While your chicken is cooking away and filling your home with all the yummiest smells imaginable, you should make your dumplings! You’ll need a few ingredients.
|Don’t forget to put your dough blade in your food processor. It didn’t make it into the picture but I promise I used it!|
Can I just say that I have never in my life used cake flour until I needed it for dumplings? Maybe I should use it to make a cake sometime and see if it changes my world. It could happen. Also? Please do not judge me for my huge vat of Crisco. It costs less per ounce and I realized with all the dumpling and biscuit making during winter months, I needed the big one!
Now,the original recipe is all “use your fingers to work the Crisco into the flour mixture” blah blah blah. You all know how I feel about food processors so let’s just do this the easy way, shall we?
You’re going to take that lovely ball of dough you just created with very little effort and dump it out on your floured pastry mat (don’t waste cake flour on this, just use all-purpose), and gently roll it out. I like my dumplings kind of thick, so don’t over do it with the rolling unless you’re into skinny dumplings. No judgement here.
|If you want to be super precise, use a pastry mat with measure markings!

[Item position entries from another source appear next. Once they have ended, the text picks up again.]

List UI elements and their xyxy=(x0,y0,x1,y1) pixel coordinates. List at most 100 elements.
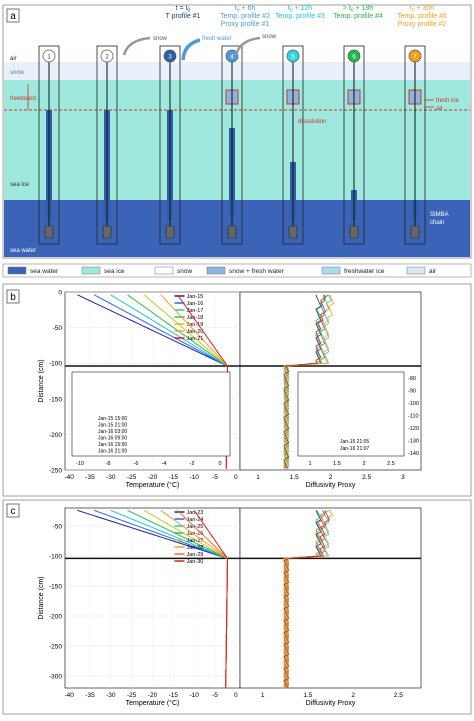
station-6: 6 xyxy=(343,45,365,245)
y-tick-label: -200 xyxy=(49,614,62,621)
time-label-3c: Temp. profile #3 xyxy=(275,13,325,20)
x-tick-label: -25 xyxy=(127,474,137,481)
inset-x-tick: -10 xyxy=(76,461,84,467)
inset-proxy-x-tick: 2 xyxy=(362,461,365,467)
panel-label-c: c xyxy=(11,506,16,517)
station-number: 1 xyxy=(47,55,51,61)
time-labels: t = t0 T profile #1 t0 + 6h Temp. profil… xyxy=(166,5,447,28)
y-axis-label: Distance (cm) xyxy=(38,359,45,402)
legend-label: Jan-15 xyxy=(187,294,204,300)
station-5: 5 xyxy=(282,45,304,245)
station-number: 6 xyxy=(352,55,356,61)
proxy-x-axis-label: Diffusivity Proxy xyxy=(306,700,356,707)
y-tick-label: -100 xyxy=(49,554,62,561)
legend-swatch xyxy=(7,266,27,275)
fresh-water-label: fresh water xyxy=(202,36,232,42)
y-tick-label: -150 xyxy=(49,584,62,591)
proxy-x-tick-label: 2.5 xyxy=(362,474,371,481)
inset-proxy-y-tick: -100 xyxy=(408,401,419,407)
station-circle xyxy=(347,49,361,63)
x-tick-label: -15 xyxy=(169,474,179,481)
proxy-x-tick-label: 2 xyxy=(329,474,333,481)
station-circle xyxy=(42,49,56,63)
inset-proxy-y-tick: -110 xyxy=(408,414,419,420)
y-tick-label: 0 xyxy=(58,290,62,297)
legend-label: Jan-29 xyxy=(187,552,204,558)
proxy-series-line xyxy=(283,294,327,469)
legend-label: Jan-18 xyxy=(187,315,204,321)
fresh-water-arrow xyxy=(181,38,201,61)
station-number: 7 xyxy=(413,55,417,61)
legend-swatch xyxy=(154,266,174,275)
x-tick-label: -40 xyxy=(64,692,74,699)
simba-weight xyxy=(44,225,54,239)
y-tick-label: -300 xyxy=(49,674,62,681)
station-number: 3 xyxy=(168,55,172,61)
proxy-series-line xyxy=(283,510,327,689)
proxy-series-line xyxy=(283,294,335,469)
legend-label: sea ice xyxy=(104,268,125,275)
proxy-x-tick-label: 1 xyxy=(256,474,260,481)
legend: sea water sea ice snow snow + fresh water fr… xyxy=(2,263,472,278)
y-tick-label: -250 xyxy=(49,644,62,651)
inset-x-tick: -2 xyxy=(190,461,195,467)
series-line xyxy=(193,510,228,688)
x-tick-label: -10 xyxy=(189,692,199,699)
legend-label: Jan-24 xyxy=(187,517,204,523)
station-1: 1 xyxy=(38,45,60,245)
x-tick-label: -35 xyxy=(85,474,95,481)
legend-item: air xyxy=(406,266,437,275)
proxy-series-line xyxy=(283,510,331,689)
legend-label: Jan-16 xyxy=(187,301,204,307)
borehole-frame xyxy=(404,45,426,245)
time-label-1b: T profile #1 xyxy=(166,13,201,20)
panel-label-a: a xyxy=(10,11,16,22)
proxy-x-tick-label: 1 xyxy=(261,692,265,699)
panel-a: a t = t0 T profile #1 t0 + 6h Temp. prof… xyxy=(2,4,472,259)
dissolution-label: dissolution xyxy=(298,119,326,125)
x-tick-label: 0 xyxy=(234,692,238,699)
inset-proxy-y-tick: -130 xyxy=(408,439,419,445)
legend-swatch xyxy=(321,266,341,275)
proxy-series-line xyxy=(283,294,327,469)
inset-x-tick: -6 xyxy=(134,461,139,467)
legend-swatch xyxy=(406,266,426,275)
legend-label: Jan-27 xyxy=(187,538,204,544)
layer-air-label: air xyxy=(10,56,17,62)
simba-weight xyxy=(349,225,359,239)
x-tick-label: -5 xyxy=(212,474,218,481)
proxy-x-tick-label: 3 xyxy=(401,474,405,481)
time-label-4c: Temp. profile #4 xyxy=(333,13,383,20)
time-label-1: t = t0 xyxy=(176,5,191,14)
inset-proxy-y-tick: -120 xyxy=(408,426,419,432)
x-tick-label: -5 xyxy=(212,692,218,699)
time-label-2: t0 + 6h xyxy=(235,5,256,14)
legend-label: Jan-19 xyxy=(187,322,204,328)
x-tick-label: -40 xyxy=(64,474,74,481)
simba-label-2: chain xyxy=(430,220,444,226)
snow-arrow-1 xyxy=(122,36,151,56)
x-axis-label: Temperature (°C) xyxy=(126,481,180,489)
layer-sea-water-label: sea water xyxy=(10,248,36,254)
inset-legend-label: Jan-15 15:00 xyxy=(98,416,127,422)
inset-legend-label: Jan-15 21:00 xyxy=(98,423,127,429)
snow-layer xyxy=(4,62,470,80)
proxy-x-tick-label: 1.5 xyxy=(303,692,312,699)
borehole-frame xyxy=(96,45,118,245)
stations: 1 2 3 4 5 6 7 xyxy=(38,45,426,245)
x-tick-label: -20 xyxy=(148,692,158,699)
inset-proxy-axes xyxy=(297,371,405,457)
x-axis-label: Temperature (°C) xyxy=(126,699,180,707)
simba-weight xyxy=(102,225,112,239)
panel-b: b 0-50-100-150-200-250-40 -35 -30 -25 -20 -15… xyxy=(2,283,472,497)
station-4: 4 xyxy=(221,45,243,245)
legend-item: snow xyxy=(154,266,192,275)
proxy-series-line xyxy=(283,510,333,689)
simba-weight xyxy=(227,225,237,239)
station-circle xyxy=(286,49,300,63)
sea-ice-layer xyxy=(4,110,470,200)
time-label-3: t0 + 12h xyxy=(288,5,312,14)
time-label-5d: Proxy profile #2 xyxy=(398,21,447,28)
x-tick-label: -20 xyxy=(148,474,158,481)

But seriously, it so doesn’t matter. My measure markings are just for show. 😉
I’m pretty fancy because I’ve got 10 years as a Pampered Chef consultant under my belt, so I’ve got my pastry cutter for jobs like this. But you know what works just as well? Backside of a butter knife. Go for it.
|Kinda sorta 1″ by 3″. I’m into estimating.|
This is where the planning ahead to make this dish is imperative. You need to let your dumplings have some time to dry. Thirty minutes is BARE MINIMUM. I like an hour or more so they’ll hold their shape when they get cooked in the broth.
|Dry, my pretties, dry!|
When your chickety China is all done cooking, remove the bird from the pot and put it on a cutting board. One with wells around the edge is ideal, because it will be juicy. Let it chill there while you strain your broth.

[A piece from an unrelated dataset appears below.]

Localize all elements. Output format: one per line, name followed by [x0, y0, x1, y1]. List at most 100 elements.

|Do you like my FORKS?! I’m kidding. Those are meat lifters. Highly helpful in getting scalding hot chicken out of pot without hurting oneself. If you have the means, I highly recommend picking some up. They also come in handy at Thanksgiving.|
I use a stainless steel colander inside of a stainless steel bowl with measure markings. I have found through making this recipe many many many times that 10 cups of broth is ideal. The original recipe says 6. I say, don’t listen to her. I’m sure she’s a sweet girl, but 6 cups ain’t gonna cut it.

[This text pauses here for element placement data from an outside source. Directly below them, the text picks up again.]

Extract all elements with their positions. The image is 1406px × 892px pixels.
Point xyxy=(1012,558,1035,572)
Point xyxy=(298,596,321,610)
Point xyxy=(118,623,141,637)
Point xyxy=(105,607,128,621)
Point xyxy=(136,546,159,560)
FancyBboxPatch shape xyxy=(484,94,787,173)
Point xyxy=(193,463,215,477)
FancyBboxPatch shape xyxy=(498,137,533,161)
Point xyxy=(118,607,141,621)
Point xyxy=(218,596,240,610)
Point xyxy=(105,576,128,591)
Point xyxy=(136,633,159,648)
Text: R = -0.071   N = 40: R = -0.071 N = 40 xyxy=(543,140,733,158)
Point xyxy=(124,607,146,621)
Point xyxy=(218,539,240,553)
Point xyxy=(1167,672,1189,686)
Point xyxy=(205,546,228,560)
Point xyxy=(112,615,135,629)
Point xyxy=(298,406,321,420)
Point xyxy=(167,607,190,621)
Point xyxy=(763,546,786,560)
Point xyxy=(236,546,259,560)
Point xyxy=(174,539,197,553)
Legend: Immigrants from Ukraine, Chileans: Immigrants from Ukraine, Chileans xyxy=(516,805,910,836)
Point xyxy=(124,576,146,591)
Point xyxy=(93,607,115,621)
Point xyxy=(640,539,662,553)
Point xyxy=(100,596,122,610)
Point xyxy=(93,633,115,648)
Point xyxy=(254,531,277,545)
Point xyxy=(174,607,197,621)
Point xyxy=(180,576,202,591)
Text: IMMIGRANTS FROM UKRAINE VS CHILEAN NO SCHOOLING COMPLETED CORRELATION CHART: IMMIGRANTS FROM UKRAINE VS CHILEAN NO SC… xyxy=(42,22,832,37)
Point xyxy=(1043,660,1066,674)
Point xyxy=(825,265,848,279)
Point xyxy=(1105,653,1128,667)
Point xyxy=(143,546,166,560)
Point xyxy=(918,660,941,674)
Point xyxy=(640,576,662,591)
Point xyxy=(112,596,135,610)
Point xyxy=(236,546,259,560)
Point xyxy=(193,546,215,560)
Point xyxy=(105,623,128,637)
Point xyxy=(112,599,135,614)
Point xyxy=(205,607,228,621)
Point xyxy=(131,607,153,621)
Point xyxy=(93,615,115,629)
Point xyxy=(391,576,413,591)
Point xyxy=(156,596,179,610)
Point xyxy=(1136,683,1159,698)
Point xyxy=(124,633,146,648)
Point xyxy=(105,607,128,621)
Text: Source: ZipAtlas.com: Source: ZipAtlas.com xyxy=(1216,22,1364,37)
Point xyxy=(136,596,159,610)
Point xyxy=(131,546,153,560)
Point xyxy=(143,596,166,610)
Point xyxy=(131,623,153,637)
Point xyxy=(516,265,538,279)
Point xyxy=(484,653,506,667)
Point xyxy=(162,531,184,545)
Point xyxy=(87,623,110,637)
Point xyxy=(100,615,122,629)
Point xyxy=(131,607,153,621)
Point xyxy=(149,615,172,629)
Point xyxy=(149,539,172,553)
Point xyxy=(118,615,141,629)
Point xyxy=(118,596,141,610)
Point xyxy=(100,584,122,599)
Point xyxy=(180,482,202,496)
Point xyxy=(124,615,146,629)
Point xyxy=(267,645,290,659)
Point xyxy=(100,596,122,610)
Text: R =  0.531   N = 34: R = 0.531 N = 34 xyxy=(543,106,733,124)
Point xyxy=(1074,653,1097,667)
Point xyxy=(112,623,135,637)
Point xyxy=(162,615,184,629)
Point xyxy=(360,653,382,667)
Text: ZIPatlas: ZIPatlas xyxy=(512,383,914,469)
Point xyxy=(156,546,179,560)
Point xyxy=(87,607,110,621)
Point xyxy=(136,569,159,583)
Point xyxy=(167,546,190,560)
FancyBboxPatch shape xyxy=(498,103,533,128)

|See? Simple. No need for cheesecloth or other fancy things.|
|My birdie approves this straining of broth.|
|Approximately 10 cups.|
If you have any leftover broth, strain it into a container and throw it into the freezer for another day! Homemade broth is the awesomenest and it’s always good to have some on hand.
|Broth to freeze! Hooray! This is 32 oz for another day.|
Once you have your 10 cups of broth separated, put it back into your pot. (You’ve discarded your veggies, right? You should do that first.) Bring that broth to a simmer.
|Isn’t it pretty? Is it weird that I think homemade broth is pretty??|
Drop your dumplings into the simmering broth and let it go for about 10 minutes while you shred your chicken.
|Two forks is all you need.|
|Just get in there. Like Julia Child said: NO FEAR!|
|And there you have it. Poor little chicken didn’t know what hit her.|
Reduce your heat to low, and add that shredded chicken into the pot. Continue to cook it until everything gets nice and thick and yummy looking, about 30 minutes.
I hope you love this recipe as much as I do. And if it’s too warm where you are to enjoy this right now, file it away for fall. It will still be delicious then, I promise.